** Ben Bernanke nous rend un fier service en se livrant, depuis Kansas City, à un exercice qui pourrait s’intituler "la crise pour les nuls".
Sous les caméras des plus grandes chaînes américaines, il décrit la situation actuelle comme bien pire et plus compliquée que la dépression des années 30. Il affirme en outre que le chômage n’atteindra pas son maximum avant un an.
Il finit également par convenir que le "trop gros pour s’effondrer" avait justifié le sauvetage du système bancaire via le recours massif à l’argent des contribuables. Ces derniers commencent d’ailleurs à juger cette doctrine, qui ne profite qu’à Goldman Sachs et JP Morgan, plutôt saumâtre.
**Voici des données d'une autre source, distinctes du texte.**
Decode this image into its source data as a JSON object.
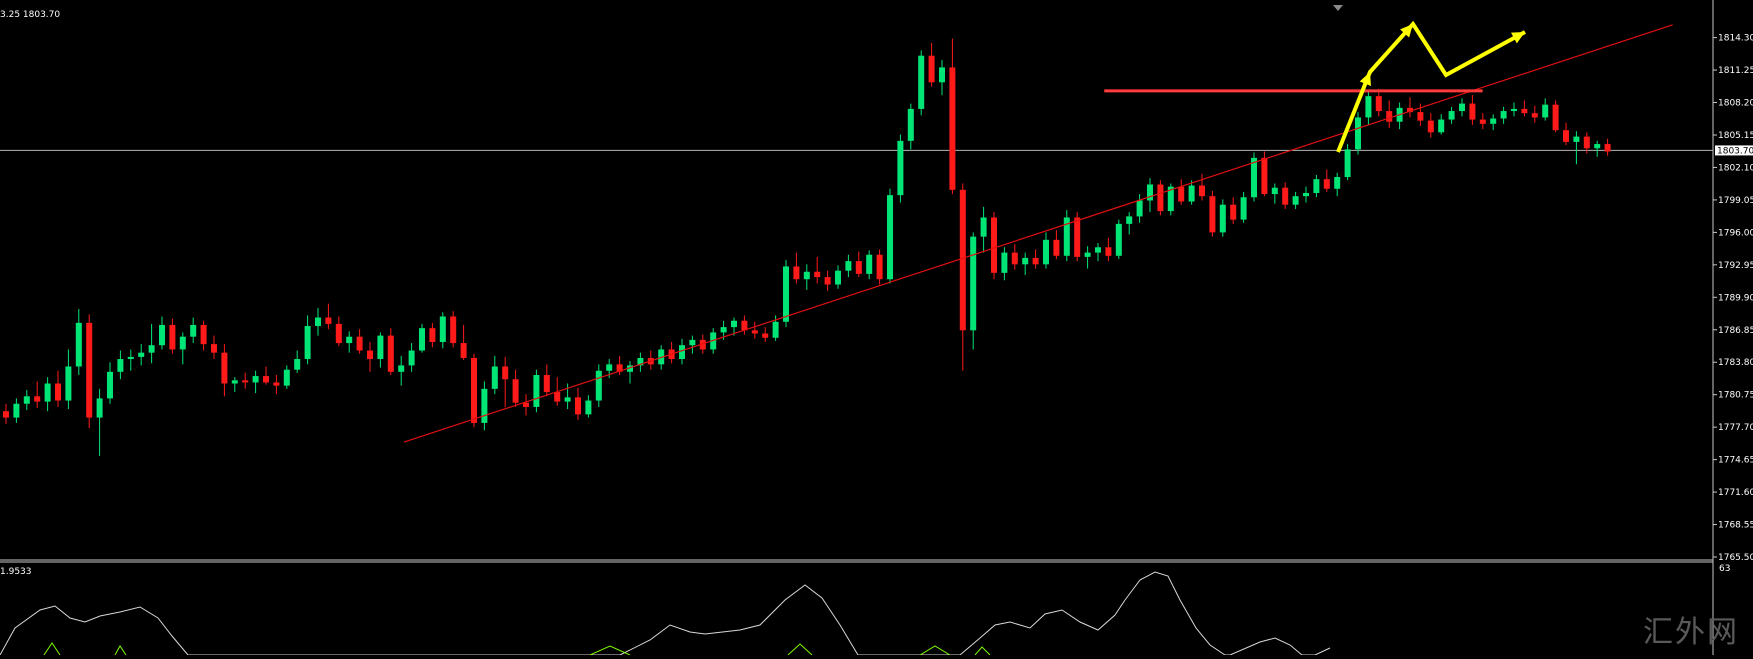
{
  "header": {
    "price_readout": "3.25 1803.70"
  },
  "indicator": {
    "label": "1.9533",
    "right_label": "63"
  },
  "watermark": "汇外网",
  "colors": {
    "background": "#000000",
    "frame": "#c8c8c8",
    "bull": "#00e676",
    "bear": "#ff1a1a",
    "trendline": "#e01010",
    "resistance": "#ff3b3b",
    "arrow": "#ffff00",
    "indicator_line": "#d8d8d8",
    "indicator_signal": "#7cfc00"
  },
  "chart_data": {
    "type": "candlestick",
    "title": "",
    "xlabel": "",
    "ylabel": "",
    "ylim": [
      1765.5,
      1816.8
    ],
    "grid": false,
    "y_ticks": [
      "1814.30",
      "1811.25",
      "1808.20",
      "1805.15",
      "1802.10",
      "1799.05",
      "1796.00",
      "1792.95",
      "1789.90",
      "1786.85",
      "1783.80",
      "1780.75",
      "1777.70",
      "1774.65",
      "1771.60",
      "1768.55",
      "1765.50"
    ],
    "current_price": "1803.70",
    "candles": [
      [
        1779.2,
        1779.9,
        1778.0,
        1778.6
      ],
      [
        1778.6,
        1780.4,
        1778.1,
        1779.9
      ],
      [
        1779.9,
        1781.2,
        1779.3,
        1780.6
      ],
      [
        1780.6,
        1782.0,
        1779.5,
        1780.1
      ],
      [
        1780.1,
        1782.4,
        1779.2,
        1781.8
      ],
      [
        1781.8,
        1783.0,
        1779.6,
        1780.2
      ],
      [
        1780.2,
        1785.0,
        1779.4,
        1783.4
      ],
      [
        1783.4,
        1788.8,
        1782.6,
        1787.5
      ],
      [
        1787.5,
        1788.3,
        1777.6,
        1778.6
      ],
      [
        1778.6,
        1781.3,
        1775.0,
        1780.4
      ],
      [
        1780.4,
        1783.8,
        1779.9,
        1782.9
      ],
      [
        1782.9,
        1784.9,
        1782.2,
        1784.1
      ],
      [
        1784.1,
        1785.0,
        1783.0,
        1784.3
      ],
      [
        1784.3,
        1785.5,
        1783.5,
        1784.7
      ],
      [
        1784.7,
        1787.4,
        1783.7,
        1785.4
      ],
      [
        1785.4,
        1788.1,
        1785.0,
        1787.3
      ],
      [
        1787.3,
        1787.9,
        1784.6,
        1785.0
      ],
      [
        1785.0,
        1786.6,
        1783.6,
        1786.2
      ],
      [
        1786.2,
        1788.0,
        1785.6,
        1787.3
      ],
      [
        1787.3,
        1787.7,
        1784.9,
        1785.5
      ],
      [
        1785.5,
        1786.3,
        1784.1,
        1784.7
      ],
      [
        1784.7,
        1785.5,
        1780.6,
        1781.8
      ],
      [
        1781.8,
        1782.4,
        1781.0,
        1782.1
      ],
      [
        1782.1,
        1782.8,
        1781.3,
        1781.9
      ],
      [
        1781.9,
        1783.0,
        1780.9,
        1782.5
      ],
      [
        1782.5,
        1783.4,
        1781.7,
        1781.9
      ],
      [
        1781.9,
        1782.6,
        1780.8,
        1781.6
      ],
      [
        1781.6,
        1783.5,
        1781.3,
        1783.1
      ],
      [
        1783.1,
        1784.9,
        1782.8,
        1784.1
      ],
      [
        1784.1,
        1788.2,
        1783.6,
        1787.2
      ],
      [
        1787.2,
        1788.9,
        1786.3,
        1788.0
      ],
      [
        1788.0,
        1789.3,
        1786.9,
        1787.4
      ],
      [
        1787.4,
        1788.1,
        1785.3,
        1785.6
      ],
      [
        1785.6,
        1786.7,
        1784.7,
        1786.2
      ],
      [
        1786.2,
        1786.9,
        1784.6,
        1784.9
      ],
      [
        1784.9,
        1785.7,
        1782.9,
        1784.1
      ],
      [
        1784.1,
        1786.6,
        1783.3,
        1786.3
      ],
      [
        1786.3,
        1787.0,
        1782.6,
        1782.9
      ],
      [
        1782.9,
        1784.4,
        1781.6,
        1783.5
      ],
      [
        1783.5,
        1785.6,
        1782.9,
        1784.9
      ],
      [
        1784.9,
        1787.4,
        1784.7,
        1787.0
      ],
      [
        1787.0,
        1787.5,
        1785.2,
        1785.7
      ],
      [
        1785.7,
        1788.5,
        1785.1,
        1788.1
      ],
      [
        1788.1,
        1788.6,
        1785.2,
        1785.6
      ],
      [
        1785.6,
        1787.3,
        1784.0,
        1784.2
      ],
      [
        1784.2,
        1784.6,
        1777.7,
        1778.1
      ],
      [
        1778.1,
        1782.0,
        1777.4,
        1781.3
      ],
      [
        1781.3,
        1784.4,
        1780.8,
        1783.4
      ],
      [
        1783.4,
        1784.3,
        1779.6,
        1782.2
      ],
      [
        1782.2,
        1783.1,
        1779.6,
        1780.0
      ],
      [
        1780.0,
        1780.8,
        1778.8,
        1779.6
      ],
      [
        1779.6,
        1783.1,
        1779.1,
        1782.6
      ],
      [
        1782.6,
        1783.6,
        1780.6,
        1781.0
      ],
      [
        1781.0,
        1782.4,
        1779.7,
        1780.1
      ],
      [
        1780.1,
        1781.8,
        1779.4,
        1780.5
      ],
      [
        1780.5,
        1781.4,
        1778.4,
        1778.9
      ],
      [
        1778.9,
        1780.7,
        1778.6,
        1780.2
      ],
      [
        1780.2,
        1783.6,
        1779.6,
        1783.0
      ],
      [
        1783.0,
        1784.1,
        1782.3,
        1783.6
      ],
      [
        1783.6,
        1784.4,
        1782.6,
        1782.9
      ],
      [
        1782.9,
        1783.9,
        1781.8,
        1783.5
      ],
      [
        1783.5,
        1784.7,
        1782.9,
        1784.2
      ],
      [
        1784.2,
        1784.9,
        1783.1,
        1783.6
      ],
      [
        1783.6,
        1785.4,
        1783.1,
        1785.0
      ],
      [
        1785.0,
        1785.7,
        1783.7,
        1784.1
      ],
      [
        1784.1,
        1786.0,
        1783.6,
        1785.4
      ],
      [
        1785.4,
        1786.3,
        1784.6,
        1785.9
      ],
      [
        1785.9,
        1786.4,
        1784.6,
        1785.0
      ],
      [
        1785.0,
        1787.0,
        1784.6,
        1786.6
      ],
      [
        1786.6,
        1787.7,
        1785.9,
        1787.1
      ],
      [
        1787.1,
        1788.0,
        1786.3,
        1787.7
      ],
      [
        1787.7,
        1788.2,
        1786.4,
        1786.8
      ],
      [
        1786.8,
        1787.6,
        1786.0,
        1786.5
      ],
      [
        1786.5,
        1787.1,
        1785.7,
        1786.1
      ],
      [
        1786.1,
        1788.2,
        1785.8,
        1787.6
      ],
      [
        1787.6,
        1793.4,
        1787.1,
        1792.8
      ],
      [
        1792.8,
        1794.1,
        1791.2,
        1791.6
      ],
      [
        1791.6,
        1793.0,
        1790.6,
        1792.3
      ],
      [
        1792.3,
        1793.7,
        1791.2,
        1791.8
      ],
      [
        1791.8,
        1792.4,
        1790.5,
        1791.1
      ],
      [
        1791.1,
        1792.9,
        1790.7,
        1792.4
      ],
      [
        1792.4,
        1793.9,
        1791.8,
        1793.3
      ],
      [
        1793.3,
        1794.2,
        1791.8,
        1792.1
      ],
      [
        1792.1,
        1794.3,
        1791.6,
        1793.9
      ],
      [
        1793.9,
        1794.4,
        1791.1,
        1791.6
      ],
      [
        1791.6,
        1800.1,
        1791.2,
        1799.5
      ],
      [
        1799.5,
        1805.2,
        1798.8,
        1804.6
      ],
      [
        1804.6,
        1808.1,
        1803.8,
        1807.6
      ],
      [
        1807.6,
        1813.1,
        1807.0,
        1812.6
      ],
      [
        1812.6,
        1813.8,
        1809.7,
        1810.1
      ],
      [
        1810.1,
        1812.2,
        1808.9,
        1811.5
      ],
      [
        1811.5,
        1814.2,
        1799.6,
        1800.0
      ],
      [
        1800.0,
        1800.6,
        1783.0,
        1786.8
      ],
      [
        1786.8,
        1796.0,
        1785.0,
        1795.6
      ],
      [
        1795.6,
        1798.4,
        1794.1,
        1797.4
      ],
      [
        1797.4,
        1797.9,
        1791.6,
        1792.2
      ],
      [
        1792.2,
        1794.6,
        1791.5,
        1794.1
      ],
      [
        1794.1,
        1794.9,
        1792.5,
        1793.0
      ],
      [
        1793.0,
        1794.1,
        1792.0,
        1793.6
      ],
      [
        1793.6,
        1794.4,
        1792.6,
        1793.0
      ],
      [
        1793.0,
        1796.0,
        1792.6,
        1795.3
      ],
      [
        1795.3,
        1796.2,
        1793.5,
        1793.8
      ],
      [
        1793.8,
        1798.1,
        1793.3,
        1797.4
      ],
      [
        1797.4,
        1797.9,
        1793.3,
        1793.7
      ],
      [
        1793.7,
        1794.7,
        1792.6,
        1794.1
      ],
      [
        1794.1,
        1795.0,
        1793.3,
        1794.6
      ],
      [
        1794.6,
        1795.5,
        1793.3,
        1793.8
      ],
      [
        1793.8,
        1797.2,
        1793.5,
        1796.8
      ],
      [
        1796.8,
        1797.9,
        1795.8,
        1797.5
      ],
      [
        1797.5,
        1799.6,
        1796.9,
        1799.0
      ],
      [
        1799.0,
        1801.1,
        1797.9,
        1800.5
      ],
      [
        1800.5,
        1800.9,
        1797.6,
        1798.0
      ],
      [
        1798.0,
        1800.6,
        1797.6,
        1800.3
      ],
      [
        1800.3,
        1801.0,
        1798.6,
        1798.9
      ],
      [
        1798.9,
        1800.9,
        1798.6,
        1800.4
      ],
      [
        1800.4,
        1801.5,
        1799.0,
        1799.4
      ],
      [
        1799.4,
        1799.9,
        1795.6,
        1796.0
      ],
      [
        1796.0,
        1799.1,
        1795.6,
        1798.6
      ],
      [
        1798.6,
        1799.3,
        1796.8,
        1797.2
      ],
      [
        1797.2,
        1799.8,
        1796.9,
        1799.3
      ],
      [
        1799.3,
        1803.5,
        1798.9,
        1803.0
      ],
      [
        1803.0,
        1803.6,
        1799.4,
        1799.6
      ],
      [
        1799.6,
        1800.6,
        1798.7,
        1800.2
      ],
      [
        1800.2,
        1800.7,
        1798.2,
        1798.6
      ],
      [
        1798.6,
        1799.8,
        1798.2,
        1799.4
      ],
      [
        1799.4,
        1800.3,
        1798.8,
        1799.7
      ],
      [
        1799.7,
        1801.4,
        1799.3,
        1801.0
      ],
      [
        1801.0,
        1801.9,
        1799.8,
        1800.1
      ],
      [
        1800.1,
        1801.6,
        1799.4,
        1801.2
      ],
      [
        1801.2,
        1804.3,
        1800.9,
        1803.8
      ],
      [
        1803.8,
        1807.3,
        1803.3,
        1806.8
      ],
      [
        1806.8,
        1809.4,
        1806.1,
        1808.8
      ],
      [
        1808.8,
        1809.5,
        1806.9,
        1807.4
      ],
      [
        1807.4,
        1808.4,
        1805.8,
        1806.4
      ],
      [
        1806.4,
        1808.2,
        1805.7,
        1807.7
      ],
      [
        1807.7,
        1808.7,
        1806.8,
        1807.3
      ],
      [
        1807.3,
        1808.1,
        1806.0,
        1806.5
      ],
      [
        1806.5,
        1807.2,
        1804.9,
        1805.4
      ],
      [
        1805.4,
        1807.1,
        1805.2,
        1806.6
      ],
      [
        1806.6,
        1807.8,
        1806.2,
        1807.4
      ],
      [
        1807.4,
        1808.6,
        1806.9,
        1808.1
      ],
      [
        1808.1,
        1808.9,
        1806.1,
        1806.6
      ],
      [
        1806.6,
        1807.2,
        1805.7,
        1806.2
      ],
      [
        1806.2,
        1807.1,
        1805.6,
        1806.7
      ],
      [
        1806.7,
        1807.8,
        1806.2,
        1807.4
      ],
      [
        1807.4,
        1808.2,
        1806.9,
        1807.6
      ],
      [
        1807.6,
        1808.4,
        1806.9,
        1807.2
      ],
      [
        1807.2,
        1807.9,
        1806.3,
        1806.8
      ],
      [
        1806.8,
        1808.6,
        1806.5,
        1808.0
      ],
      [
        1808.0,
        1808.4,
        1805.4,
        1805.6
      ],
      [
        1805.6,
        1806.3,
        1804.2,
        1804.5
      ],
      [
        1804.5,
        1805.5,
        1802.4,
        1805.0
      ],
      [
        1805.0,
        1805.4,
        1803.4,
        1803.9
      ],
      [
        1803.9,
        1804.6,
        1803.1,
        1804.3
      ],
      [
        1804.3,
        1804.8,
        1803.2,
        1803.6
      ]
    ],
    "trendline": {
      "from": [
        0.236,
        1776.3
      ],
      "to": [
        0.977,
        1815.5
      ]
    },
    "resistance": {
      "from": [
        0.645,
        1809.3
      ],
      "to": [
        0.866,
        1809.3
      ]
    }
  }
}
Bernanke admet qu’il a orchestré, avec l’appui du Trésor US et du Congrès, une injection de liquidités gratuites dans des proportions qu’aucune crise économique de l’ère moderne n’avait justifié. Mais une fois encore, les généreux contribuables n’en voient guère la couleur : les dernières statistiques publiées ce lundi révèlent que le volume des prêts accordés aux particuliers et aux entreprises continue de se contracter (-3% en moyenne, -3,6% pour Bank of America) au deuxième trimestre. L’essentiel de la "production" — soit environ les deux tiers — est destiné à refinancer des emprunts hypothécaires qui asphyxient les ménages américains.
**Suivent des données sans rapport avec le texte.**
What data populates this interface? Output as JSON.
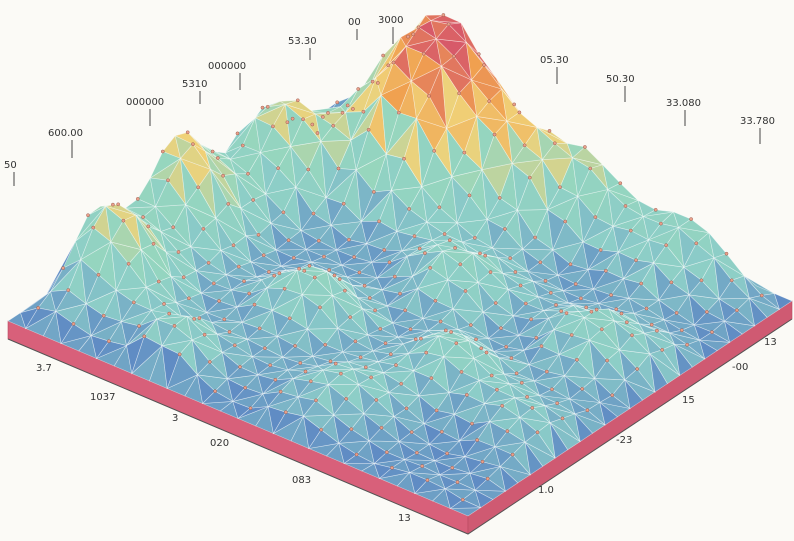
{
  "peak_labels": [
    "50",
    "600.00",
    "000000",
    "5310",
    "000000",
    "53.30",
    "00",
    "3000",
    "05.30",
    "50.30",
    "33.080",
    "33.780"
  ],
  "left_edge_labels": [
    "3.7",
    "1037",
    "3",
    "020",
    "083",
    "13"
  ],
  "right_edge_labels": [
    "13",
    "-00",
    "15",
    "-23",
    "1.0"
  ]
}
Un quart de l’offre correspond à des lignes accordées aux primo-accédants que la chute des prix immobiliers a rendus solvables. Les prêts correspondant à des investissements productifs ne représentent qu’une fraction très marginale, ce qui prouve qu’aucun redémarrage de l’économie n’est anticipé par les chefs d’entreprise… ni par les établissements de crédit.
** Ben Bernanke nous expliquera peut-être aujourd’hui comment résoudre ce paradoxe : le double langage tenu par les banques qui d’un côté justifient l’euphorie de la Bourse par l’anticipation d’un retour de la croissance… et de l’autre ferment le robinet des liquidités lorsqu’il s’agit de soutenir financièrement les forces vives de la nation.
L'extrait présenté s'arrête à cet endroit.